While the cost of living is lower in all areas of the state, there are differences among the RPPs for regions within Arkansas. As shown in the following table, the cost of living is highest in the Northwest and Central Arkansas metropolitan areas. Nonmetropolitan areas of the state have a RPP of 83.9, implying a cost of living that is 16% below the U.S. average. Among metro areas, Jonesboro is the least-expensive place to live. In fact, Jonesboro’s RPP ranks it with the 7th lowest cost of living among all 382 of the nation’s metropolitan statistical areas.

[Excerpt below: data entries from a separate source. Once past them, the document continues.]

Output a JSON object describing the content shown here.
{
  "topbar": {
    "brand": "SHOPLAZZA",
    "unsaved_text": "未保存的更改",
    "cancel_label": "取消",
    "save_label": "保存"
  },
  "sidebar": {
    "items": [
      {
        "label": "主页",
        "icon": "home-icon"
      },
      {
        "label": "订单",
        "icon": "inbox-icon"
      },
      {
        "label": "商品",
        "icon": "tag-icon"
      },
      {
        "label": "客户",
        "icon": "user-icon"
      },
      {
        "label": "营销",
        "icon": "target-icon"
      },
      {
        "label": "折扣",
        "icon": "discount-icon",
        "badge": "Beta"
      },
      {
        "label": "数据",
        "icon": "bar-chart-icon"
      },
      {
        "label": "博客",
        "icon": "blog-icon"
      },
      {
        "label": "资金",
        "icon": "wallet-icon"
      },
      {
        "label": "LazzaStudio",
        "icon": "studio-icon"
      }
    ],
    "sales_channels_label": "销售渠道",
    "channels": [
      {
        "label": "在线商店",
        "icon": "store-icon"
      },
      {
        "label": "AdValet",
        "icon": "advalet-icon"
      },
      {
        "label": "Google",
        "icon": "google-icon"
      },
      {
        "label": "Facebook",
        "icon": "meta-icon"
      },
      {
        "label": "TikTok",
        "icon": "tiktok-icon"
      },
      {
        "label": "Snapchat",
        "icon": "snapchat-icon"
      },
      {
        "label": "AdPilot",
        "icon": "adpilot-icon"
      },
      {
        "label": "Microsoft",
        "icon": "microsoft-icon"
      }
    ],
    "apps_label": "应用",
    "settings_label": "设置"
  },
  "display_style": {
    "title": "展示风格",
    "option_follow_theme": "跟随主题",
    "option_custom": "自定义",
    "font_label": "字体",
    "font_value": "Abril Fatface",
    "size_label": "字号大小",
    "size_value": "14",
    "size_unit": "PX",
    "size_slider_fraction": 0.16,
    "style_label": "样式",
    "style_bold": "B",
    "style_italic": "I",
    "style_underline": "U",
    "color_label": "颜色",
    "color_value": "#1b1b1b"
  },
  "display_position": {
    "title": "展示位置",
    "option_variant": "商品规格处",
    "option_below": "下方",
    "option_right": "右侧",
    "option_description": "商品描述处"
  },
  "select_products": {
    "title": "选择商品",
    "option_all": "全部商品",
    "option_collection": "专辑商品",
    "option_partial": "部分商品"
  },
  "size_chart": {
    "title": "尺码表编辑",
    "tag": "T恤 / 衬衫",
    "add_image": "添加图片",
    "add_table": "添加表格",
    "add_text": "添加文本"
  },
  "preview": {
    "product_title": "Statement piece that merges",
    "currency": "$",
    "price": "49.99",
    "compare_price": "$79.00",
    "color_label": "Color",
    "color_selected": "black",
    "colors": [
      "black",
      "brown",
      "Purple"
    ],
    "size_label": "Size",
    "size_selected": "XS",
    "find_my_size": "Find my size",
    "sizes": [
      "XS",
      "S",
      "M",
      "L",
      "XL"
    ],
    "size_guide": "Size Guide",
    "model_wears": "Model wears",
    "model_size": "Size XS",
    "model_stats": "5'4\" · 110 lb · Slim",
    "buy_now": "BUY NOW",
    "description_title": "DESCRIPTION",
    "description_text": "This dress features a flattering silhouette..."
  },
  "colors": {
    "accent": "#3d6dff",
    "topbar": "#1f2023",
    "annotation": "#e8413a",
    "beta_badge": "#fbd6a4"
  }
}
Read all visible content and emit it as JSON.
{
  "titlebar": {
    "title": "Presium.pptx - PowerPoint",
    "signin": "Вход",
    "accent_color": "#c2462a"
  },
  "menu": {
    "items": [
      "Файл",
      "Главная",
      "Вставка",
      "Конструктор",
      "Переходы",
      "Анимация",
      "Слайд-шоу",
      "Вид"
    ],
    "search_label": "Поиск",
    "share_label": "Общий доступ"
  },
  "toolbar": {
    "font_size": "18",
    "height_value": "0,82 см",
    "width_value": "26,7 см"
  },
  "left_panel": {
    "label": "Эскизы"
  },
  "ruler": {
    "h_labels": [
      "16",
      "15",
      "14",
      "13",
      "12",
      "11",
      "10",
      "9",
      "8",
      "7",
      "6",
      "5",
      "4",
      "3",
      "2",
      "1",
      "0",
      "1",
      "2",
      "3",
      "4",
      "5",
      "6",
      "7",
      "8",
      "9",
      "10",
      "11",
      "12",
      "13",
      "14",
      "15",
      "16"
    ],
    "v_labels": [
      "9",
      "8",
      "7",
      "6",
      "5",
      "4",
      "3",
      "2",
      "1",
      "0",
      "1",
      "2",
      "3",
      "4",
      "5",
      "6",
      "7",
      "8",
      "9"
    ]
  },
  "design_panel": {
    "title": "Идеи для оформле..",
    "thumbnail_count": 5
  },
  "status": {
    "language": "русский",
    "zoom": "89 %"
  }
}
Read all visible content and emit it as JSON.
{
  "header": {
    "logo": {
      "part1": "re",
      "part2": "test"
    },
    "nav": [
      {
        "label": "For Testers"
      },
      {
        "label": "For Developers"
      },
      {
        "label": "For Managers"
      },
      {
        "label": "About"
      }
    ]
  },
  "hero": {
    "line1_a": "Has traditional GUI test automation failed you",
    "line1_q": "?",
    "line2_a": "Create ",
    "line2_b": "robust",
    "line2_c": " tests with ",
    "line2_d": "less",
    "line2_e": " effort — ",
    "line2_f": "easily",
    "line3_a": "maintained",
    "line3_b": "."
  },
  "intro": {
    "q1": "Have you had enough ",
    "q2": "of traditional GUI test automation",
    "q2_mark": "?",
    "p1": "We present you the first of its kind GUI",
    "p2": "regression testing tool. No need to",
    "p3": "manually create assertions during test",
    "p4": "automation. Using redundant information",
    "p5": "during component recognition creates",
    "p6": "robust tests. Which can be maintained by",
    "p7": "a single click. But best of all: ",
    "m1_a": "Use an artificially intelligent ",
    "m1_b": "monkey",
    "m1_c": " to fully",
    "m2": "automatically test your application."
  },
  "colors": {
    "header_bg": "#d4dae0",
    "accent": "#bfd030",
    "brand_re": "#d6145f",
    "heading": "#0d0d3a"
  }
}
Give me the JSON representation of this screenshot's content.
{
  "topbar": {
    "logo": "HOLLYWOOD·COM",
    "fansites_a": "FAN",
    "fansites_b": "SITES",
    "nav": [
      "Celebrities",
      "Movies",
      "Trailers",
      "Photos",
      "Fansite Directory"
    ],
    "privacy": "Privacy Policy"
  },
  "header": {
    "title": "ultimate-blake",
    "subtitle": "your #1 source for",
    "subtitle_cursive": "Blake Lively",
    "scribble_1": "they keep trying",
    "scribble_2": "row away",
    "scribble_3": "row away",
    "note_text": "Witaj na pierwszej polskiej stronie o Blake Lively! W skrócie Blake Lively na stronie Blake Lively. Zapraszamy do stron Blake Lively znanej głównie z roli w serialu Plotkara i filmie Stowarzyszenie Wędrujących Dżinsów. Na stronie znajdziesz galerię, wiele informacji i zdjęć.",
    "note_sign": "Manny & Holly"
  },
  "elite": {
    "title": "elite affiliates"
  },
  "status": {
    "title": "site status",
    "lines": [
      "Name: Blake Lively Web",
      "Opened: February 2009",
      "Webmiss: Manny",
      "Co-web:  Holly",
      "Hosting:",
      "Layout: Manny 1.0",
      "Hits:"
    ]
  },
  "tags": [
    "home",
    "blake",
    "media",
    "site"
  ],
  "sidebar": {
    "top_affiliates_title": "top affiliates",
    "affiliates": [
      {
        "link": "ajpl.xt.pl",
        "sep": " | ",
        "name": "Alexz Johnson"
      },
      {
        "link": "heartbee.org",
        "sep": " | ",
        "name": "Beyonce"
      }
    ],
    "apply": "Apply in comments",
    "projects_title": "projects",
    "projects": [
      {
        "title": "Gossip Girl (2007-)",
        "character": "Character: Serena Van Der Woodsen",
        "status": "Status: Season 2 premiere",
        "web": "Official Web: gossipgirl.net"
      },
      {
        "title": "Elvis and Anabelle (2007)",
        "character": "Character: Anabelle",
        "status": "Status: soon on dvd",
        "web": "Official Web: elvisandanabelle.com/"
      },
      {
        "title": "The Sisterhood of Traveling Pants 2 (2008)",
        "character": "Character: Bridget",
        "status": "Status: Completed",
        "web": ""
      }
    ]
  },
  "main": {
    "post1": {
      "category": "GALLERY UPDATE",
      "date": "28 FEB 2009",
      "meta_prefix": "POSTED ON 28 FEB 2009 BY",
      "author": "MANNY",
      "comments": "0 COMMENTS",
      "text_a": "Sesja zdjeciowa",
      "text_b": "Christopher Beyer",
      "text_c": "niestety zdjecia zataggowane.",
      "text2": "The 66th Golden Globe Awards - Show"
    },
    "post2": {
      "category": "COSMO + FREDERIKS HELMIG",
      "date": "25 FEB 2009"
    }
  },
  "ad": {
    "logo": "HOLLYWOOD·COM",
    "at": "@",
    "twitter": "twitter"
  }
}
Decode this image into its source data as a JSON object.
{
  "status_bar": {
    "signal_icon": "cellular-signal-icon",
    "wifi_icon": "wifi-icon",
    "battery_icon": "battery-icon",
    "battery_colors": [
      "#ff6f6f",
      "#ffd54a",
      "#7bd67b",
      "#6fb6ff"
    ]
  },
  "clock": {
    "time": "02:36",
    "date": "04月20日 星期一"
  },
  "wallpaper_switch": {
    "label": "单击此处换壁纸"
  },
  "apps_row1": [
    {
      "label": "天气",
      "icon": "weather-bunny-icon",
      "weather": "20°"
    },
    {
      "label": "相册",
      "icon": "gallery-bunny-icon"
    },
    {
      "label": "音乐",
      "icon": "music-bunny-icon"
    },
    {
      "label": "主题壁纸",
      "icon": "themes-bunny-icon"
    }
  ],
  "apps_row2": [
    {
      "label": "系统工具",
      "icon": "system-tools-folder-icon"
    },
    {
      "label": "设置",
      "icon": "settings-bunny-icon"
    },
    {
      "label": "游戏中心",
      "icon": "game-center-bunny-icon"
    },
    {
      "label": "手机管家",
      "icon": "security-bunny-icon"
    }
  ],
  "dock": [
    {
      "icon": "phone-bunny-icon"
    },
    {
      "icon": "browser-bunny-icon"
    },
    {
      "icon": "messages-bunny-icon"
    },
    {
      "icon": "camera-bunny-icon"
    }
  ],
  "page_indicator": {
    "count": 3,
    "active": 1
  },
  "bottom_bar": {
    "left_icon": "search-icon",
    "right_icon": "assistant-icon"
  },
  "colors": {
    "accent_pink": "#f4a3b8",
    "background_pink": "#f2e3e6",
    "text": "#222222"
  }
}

The table also shows that differences in rents–or housing costs more generally–drive the overall differences in cost of living. Goods prices tend to vary relatively little in different parts of the country. The cost of services, which have a significant locally-produced content, vary more substantially. Rents, on the other hand, are entirely local prices and therefore display the largest region-specific component.
Real Income and Local Inflation
By adjusting incomes in states and regions for differences in cost of living, RPPs can be used to calculate measures of purchasing power that provide real (price-adjusted) measures of income. Typically the term “real income” is used to describe measures that are adjusted for inflation, or price differences over time. In the context of RPPs, the adjustment covers differences over both time and space.
In the latest data, for instance, the RPP for Arkansas rose from 87.1 in 2014 to 87.4 in 2015. Because the RPP for the entire U.S. is 100, by definition, this means that prices in Arkansas rose by 0.3 percentage points more than for the nation as a whole. U.S. inflation was 0.3% in 2015 (as measured by the implicit price deflator for personal consumption expenditures) so Arkansas’ inflation rate was about double the national average for that year. Actually after rounding to the nearest one-tenth of a percentage point, the inflation rate implied by Arkansas regional price deflator was 0.7%. Other states’ regional price adjustments indicated inflation rates ranging from 1.2% in North Dakota to -0.7% in Delaware.
The figure below illustrates the varying path of price-level changes in Arkansas compared to the national average. The U.S. the data are annual percent changes in the implicit price deflator for personal consumption expenditures. For Arkansas, the data represent implicit price deflators based on the annual RPP statistics. The two measures of “inflation” track fairly closely over time. Over the five-year period, cumulative compounded price changes totaled 9.5% for the U.S. and 10.6% for Arkansas, implying that the cost of living in Arkansas was rising slightly toward the national average, on net.
The following table shows the growth rates of total personal income and real personal income in Arkansas, adjusted for differences in inflation and regional prices. The table decomposes total income growth from 2014-15 into real and inflation components (the percent growth columns). For Arkansas statewide, nominal (dollar) income rose 2.2%, with 1.4% attributable to real income growth and 0.7% to overall price increases (with the remainder due to rounding error). The highest real income growth rate in the state was in the Fayetteville metro area, with 3.7% nominal income growth and 0% inflation. Nominal income in Pine bluff increased only 0.1% in 2015 but prices declined by 0.5%, resulting in an increase in real income of 0.6%.
Real Per Capita Income
One commonly used measure of local economic well-being is per-capita personal income. In dollar terms, per capita income in Arkansas was $38,257 in 2015, which amounted to just under 80% of the national average. When we take into account the higher purchasing power of incomes in Arkansas, real per capita income is over 91% of the national average. The table below shows how the adjustment for purchasing power changes the relative standards of living implied by per capita incomes in Arkansas’ metro areas. The accompanying figure illustrates the differences among areas.
The highest per capita income in the state is in the Northwest Arkansas metro area. In dollar terms, per capita income is 9% above the national average. After taking account of the fact that the cost of living is over 10% below the national average, per capita income in the Fayetteville metro area is 22% above the national average–in terms of purchasing power and standards of living. The very low cost of living in Jonesboro has a particularly large impact on this real income comparison. In dollar terms, per capita income in Jonesboro is only 70% of the U.S. average, but after adjusting for prices it amounts to 86%.